The Adventures of Saul Bellow Review: Top of the Shelf

A solid portrait of a literary icon.

6 mins read

Saul Bellow is one of the most honoured writers of the 20th century. Over the course of a literary career that lasted well over a half century, Bellow won three National Book Awards, a Pulitzer Prize and the grandest accolade of all, the Nobel Prize. He ushered in the post-WW2 era when North American Jewish writers like Philip Roth, Bernard Malamud, Norman Mailer, and Mordecai Richler became best-selling novelists. His mixture of street wise argot and up-scale philosophizing hit the critics and the public as being utterly original; at any rate, it was a prose style that freed readers and writers from the hegemony of Hemingway’s stark minimalist approach to storytelling. But who was he as a man? What was his life like?

Israeli-American director Asaf Galay tackles these and other questions in his documentary The Adventures of Saul Bellow. Galay’s film shuttles back and forth between praise and analysis of his novels by such luminaries as Martin Amis, Philip Roth, Salman Rushdie, Charles Johnson and James Atlas and accounts of his private life from his sons Adam, Daniel, and Gregory and wives Alexandra and Janis. Yes, I said wives; Bellow was married five times and fathered four children. He was equally prolific as a writer, producing 14 novels, four non-fiction compilations of essays, letters, and memoirs, three short story collections and one play. Bellow also loved teaching—it’s where he met many of his wives—and taught at Yale University, University of Minnesota, New York University, Princeton University, University of Puerto Rico, University of Chicago, Bard College and Boston University.

That’s a lot to cover in one film so Galay relies on Bellow’s family and literary colleagues to create controversy about Bellow’s life and work. The main accusations about Bellow are that he was a womanizer, narcissist, racist and misogynist. Those aren’t difficult claims to make about a man who married five times, is known to have had numerous affairs, and shifted his political convictions from Trotskyist to right-wing conservative over a long lifetime. His sons from three marriages, Adam, Daniel and Gregory, seem more than a bit chagrined to really dish the dirt about their famous father, but they do stick up for their mothers, who were clearly intelligent and attractive women but eventually broke up with Bellow as his life moved in different directions. Making a better case for the Bellow women is Vivian Gornick, a literary critic who cites passages from Bellow’s novels that do reek of misogyny. Even Bellow’s last wife, Janis Freedman-Bellow, the one who outlived him, admits that she hated the character based on her in Bellow’s final novel Ravelstein. Bellow (in archival footage) admits that his old friend Allan Bloom, the author of the right-wing best-seller The Closing of the American Mind, was upset by Ravelstein. The main character in that book is obviously based on Bloom— and is outed as gay and dying of AIDS. Finally, distinguished Black American writer Charles Johnson points out racist sections in one of Bellow’s National Book Award novels, Mr. Sammler’s Planet.

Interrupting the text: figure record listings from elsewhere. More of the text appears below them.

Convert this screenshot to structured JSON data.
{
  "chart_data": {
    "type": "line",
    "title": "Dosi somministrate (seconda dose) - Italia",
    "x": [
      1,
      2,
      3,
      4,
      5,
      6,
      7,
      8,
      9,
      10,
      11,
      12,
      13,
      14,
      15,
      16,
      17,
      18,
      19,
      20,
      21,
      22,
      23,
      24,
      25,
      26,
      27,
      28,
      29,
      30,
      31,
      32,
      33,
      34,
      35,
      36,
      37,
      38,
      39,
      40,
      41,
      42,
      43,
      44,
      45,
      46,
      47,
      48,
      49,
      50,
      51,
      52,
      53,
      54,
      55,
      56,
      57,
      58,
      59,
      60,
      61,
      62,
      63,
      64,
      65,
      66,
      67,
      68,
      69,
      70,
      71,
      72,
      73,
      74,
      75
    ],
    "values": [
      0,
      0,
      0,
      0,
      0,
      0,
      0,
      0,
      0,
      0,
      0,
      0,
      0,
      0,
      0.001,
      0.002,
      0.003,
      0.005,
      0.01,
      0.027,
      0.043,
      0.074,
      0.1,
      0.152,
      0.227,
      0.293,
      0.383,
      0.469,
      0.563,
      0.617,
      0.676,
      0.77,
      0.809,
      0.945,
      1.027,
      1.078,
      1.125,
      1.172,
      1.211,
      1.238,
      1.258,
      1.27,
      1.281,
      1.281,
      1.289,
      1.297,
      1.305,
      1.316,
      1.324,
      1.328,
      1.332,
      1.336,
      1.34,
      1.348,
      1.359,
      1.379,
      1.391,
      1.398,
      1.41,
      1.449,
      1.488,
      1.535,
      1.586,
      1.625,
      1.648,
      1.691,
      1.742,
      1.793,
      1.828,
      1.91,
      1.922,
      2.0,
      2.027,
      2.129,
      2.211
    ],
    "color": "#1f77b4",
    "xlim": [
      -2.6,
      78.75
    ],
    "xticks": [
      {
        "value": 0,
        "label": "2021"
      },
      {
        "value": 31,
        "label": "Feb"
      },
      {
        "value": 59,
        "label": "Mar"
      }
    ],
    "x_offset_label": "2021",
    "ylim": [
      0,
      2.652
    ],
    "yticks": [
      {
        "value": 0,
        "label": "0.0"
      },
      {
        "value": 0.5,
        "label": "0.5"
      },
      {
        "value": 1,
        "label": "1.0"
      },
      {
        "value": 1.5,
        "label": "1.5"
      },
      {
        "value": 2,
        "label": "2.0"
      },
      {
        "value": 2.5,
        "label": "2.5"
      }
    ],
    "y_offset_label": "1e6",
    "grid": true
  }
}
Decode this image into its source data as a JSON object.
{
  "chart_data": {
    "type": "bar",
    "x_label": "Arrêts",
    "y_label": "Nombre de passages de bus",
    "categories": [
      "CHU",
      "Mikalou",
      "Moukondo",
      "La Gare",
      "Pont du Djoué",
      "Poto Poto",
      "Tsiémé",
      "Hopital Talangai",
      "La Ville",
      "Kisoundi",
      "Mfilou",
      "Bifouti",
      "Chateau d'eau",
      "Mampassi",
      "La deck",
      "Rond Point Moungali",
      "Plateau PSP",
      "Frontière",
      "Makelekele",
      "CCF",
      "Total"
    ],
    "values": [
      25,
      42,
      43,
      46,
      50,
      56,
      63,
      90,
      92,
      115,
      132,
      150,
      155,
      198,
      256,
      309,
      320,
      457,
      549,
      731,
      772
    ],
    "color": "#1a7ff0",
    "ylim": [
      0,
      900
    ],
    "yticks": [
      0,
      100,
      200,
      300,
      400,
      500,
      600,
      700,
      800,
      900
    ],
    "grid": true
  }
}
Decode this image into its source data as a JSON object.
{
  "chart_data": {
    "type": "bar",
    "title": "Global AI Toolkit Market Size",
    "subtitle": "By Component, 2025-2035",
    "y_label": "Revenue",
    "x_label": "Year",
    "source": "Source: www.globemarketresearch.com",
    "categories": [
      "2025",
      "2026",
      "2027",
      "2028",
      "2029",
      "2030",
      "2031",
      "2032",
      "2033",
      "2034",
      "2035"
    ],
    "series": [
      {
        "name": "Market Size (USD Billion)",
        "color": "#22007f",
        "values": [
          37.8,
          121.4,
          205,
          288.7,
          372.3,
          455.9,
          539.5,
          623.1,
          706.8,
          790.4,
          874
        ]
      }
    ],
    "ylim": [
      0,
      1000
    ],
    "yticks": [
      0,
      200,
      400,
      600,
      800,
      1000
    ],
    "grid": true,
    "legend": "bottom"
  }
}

While that certainly makes a case for not reading Bellow, Galay balances the doc with assessments of his literary work. From Salman Rushdie and Martin Amis, we find out how Bellow’s prose style help to free up modern writing, placing intellectual perspectives into personal narratives. Scholar Hana Wirth-Nesher and others such as Zachary Leader praise Bellow’s mastery of the novel and ability to create such exceptional characters as the titular figure in the novel Herzog, Von Humbolt Fleischer and Charlie Citrine (in Humboldt’s Gift) and Albert Corde (in The Dean’s December). Even more persuasively, the great and even more controversial author Philip Roth speaks of Bellow’s brilliance as a prose writer of genius.

It is probable that a writer like Saul Bellow wouldn’t be as successful today as he was in his heyday. His attitudes towards women and Blacks in his books will make his works controversial forever. But as a prose stylist, novelist and truth-teller during his day, his best books will likely be read for a very long time. Asaf Galay has constructed a solid profile of a top literary figure, from his birth in Lachine, Quebec through his best days in his beloved Chicago to his death in New England.

Marc Glassman is the editor of POV Magazine and contributes film reviews to Classical FM. He is an adjunct professor at Toronto Metropolitan University and is the treasurer of the Toronto Film Critics Association.